Croats likewise mourn and commemorate their fallen soldiers and lost loved ones during the same war, which they call the 'Homeland war' or Domovinski rat. For them, the Krajina Serbs were led by Hague convicts Milan Martić and Milan Babić, who led them into a war against the newly independent Croatian state and the Croatian people, committing horrendous crimes against them. They are quite inclined to doubt anything the Serbs claim their people did to them during the recent war, and this doubt can be applied to the Second World War, which includes minimising the numbers and gravity of the atrocities committed by the Ustaše upon Serbs throughout Croatia and Bosnia and the genocide committed at the Jasenovac concentration camp in the 'Independent State of Croatia' or Nezavisna Država Hrvatska (NDH).

Unfortunately, such views of history, whether recent or ancient, and particularly the attitudes towards which, influence the political opinions of entire populations and affect inter-ethnic relations, casting an enormous shadow over everyone and everything. But more frighteningly, they can guide extreme nationalist politicians, who, if they get elected into government by the public in their country/ies, can form official state policies, in the name of their people(s) and state(s), to achieve certain political objectives in today's world!

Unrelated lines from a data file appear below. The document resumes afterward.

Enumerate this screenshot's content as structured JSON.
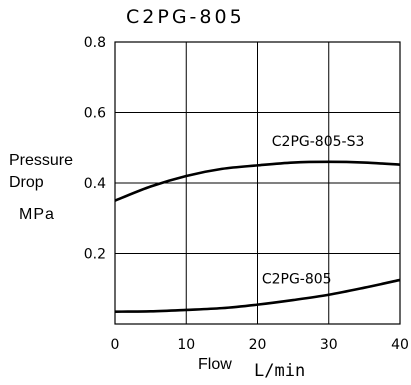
{
  "chart_data": {
    "type": "line",
    "title": "C2PG-805",
    "ylabel": {
      "line1": "Pressure",
      "line2": "Drop",
      "unit": "MPa"
    },
    "xlabel": {
      "name": "Flow",
      "unit": "L/min"
    },
    "xlim": [
      0,
      40
    ],
    "ylim": [
      0,
      0.8
    ],
    "xticks": [
      0,
      10,
      20,
      30,
      40
    ],
    "xtick_labels": [
      "0",
      "10",
      "20",
      "30",
      "40"
    ],
    "yticks": [
      0.2,
      0.4,
      0.6,
      0.8
    ],
    "ytick_labels": [
      "0.2",
      "0.4",
      "0.6",
      "0.8"
    ],
    "grid": true,
    "series": [
      {
        "name": "C2PG-805-S3",
        "x": [
          0,
          5,
          10,
          15,
          20,
          25,
          30,
          35,
          40
        ],
        "y": [
          0.35,
          0.39,
          0.42,
          0.44,
          0.45,
          0.458,
          0.46,
          0.458,
          0.452
        ]
      },
      {
        "name": "C2PG-805",
        "x": [
          0,
          5,
          10,
          15,
          20,
          25,
          30,
          35,
          40
        ],
        "y": [
          0.035,
          0.036,
          0.04,
          0.045,
          0.055,
          0.068,
          0.083,
          0.103,
          0.125
        ]
      }
    ]
  }
}
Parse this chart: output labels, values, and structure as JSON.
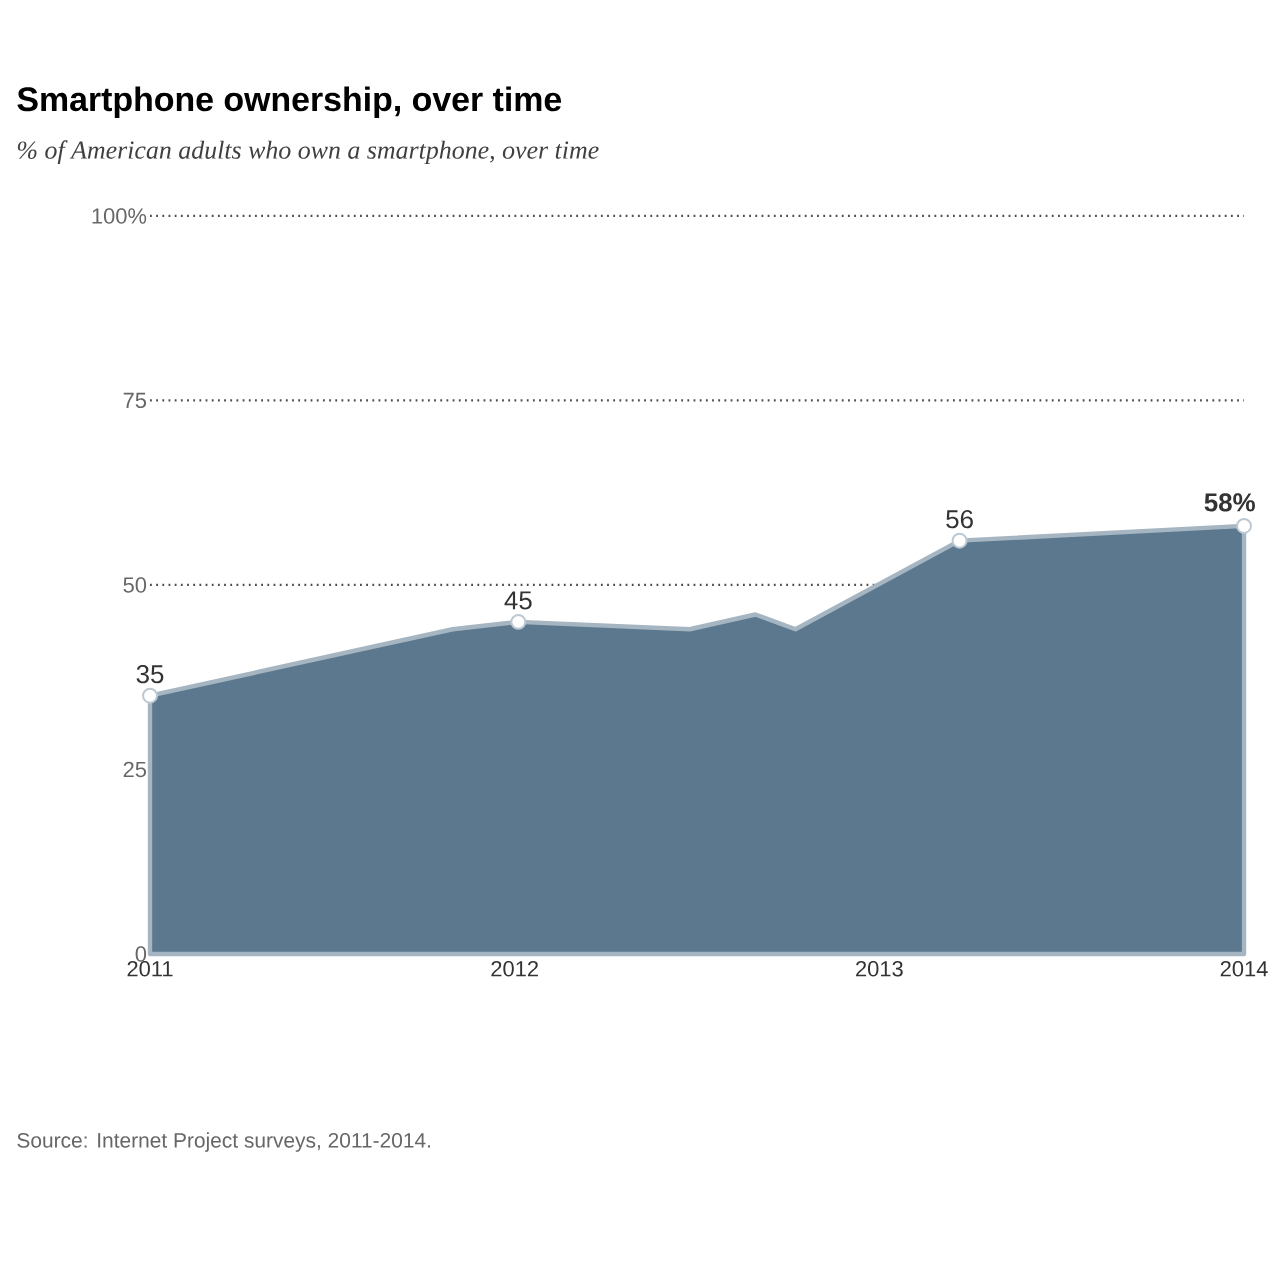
{
  "chart_data": {
    "type": "area",
    "title": "Smartphone ownership, over time",
    "subtitle": "% of American adults who own a smartphone, over time",
    "x": [
      2011.0,
      2011.83,
      2012.01,
      2012.48,
      2012.66,
      2012.77,
      2013.22,
      2014.0
    ],
    "series": [
      {
        "color": "#5b788e",
        "values": [
          35,
          44,
          45,
          44,
          46,
          44,
          56,
          58
        ],
        "value_labels": [
          "35",
          null,
          "45",
          null,
          null,
          null,
          "56",
          "58%"
        ]
      }
    ],
    "xlim": [
      2011,
      2014
    ],
    "xticks": [
      2011,
      2012,
      2013,
      2014
    ],
    "ylim": [
      0,
      100
    ],
    "yticks": [
      0,
      25,
      50,
      75,
      {
        "value": 100,
        "label": "100%"
      }
    ],
    "grid": "y",
    "marker": "circle",
    "annotations": [
      "Source: Internet Project surveys, 2011-2014."
    ]
  }
}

Of course, most politicians in the governments of former Yugoslav republics today are not that extreme any more, and are fortunately much more inclined to be critical in their thinking. But that extreme scenario is exactly what happened in at least three republics of the Former Yugoslavia during the 1990s, and such opinions can still influence political discourse from time-to-time even today!

And so, I end this long, drawn-out article with something that offends me: as far as I'm concerned, that we the people of the former Yugoslavia no longer have a country that can represent all of us like Yugoslavia could, is by far the BIGGEST insult of all!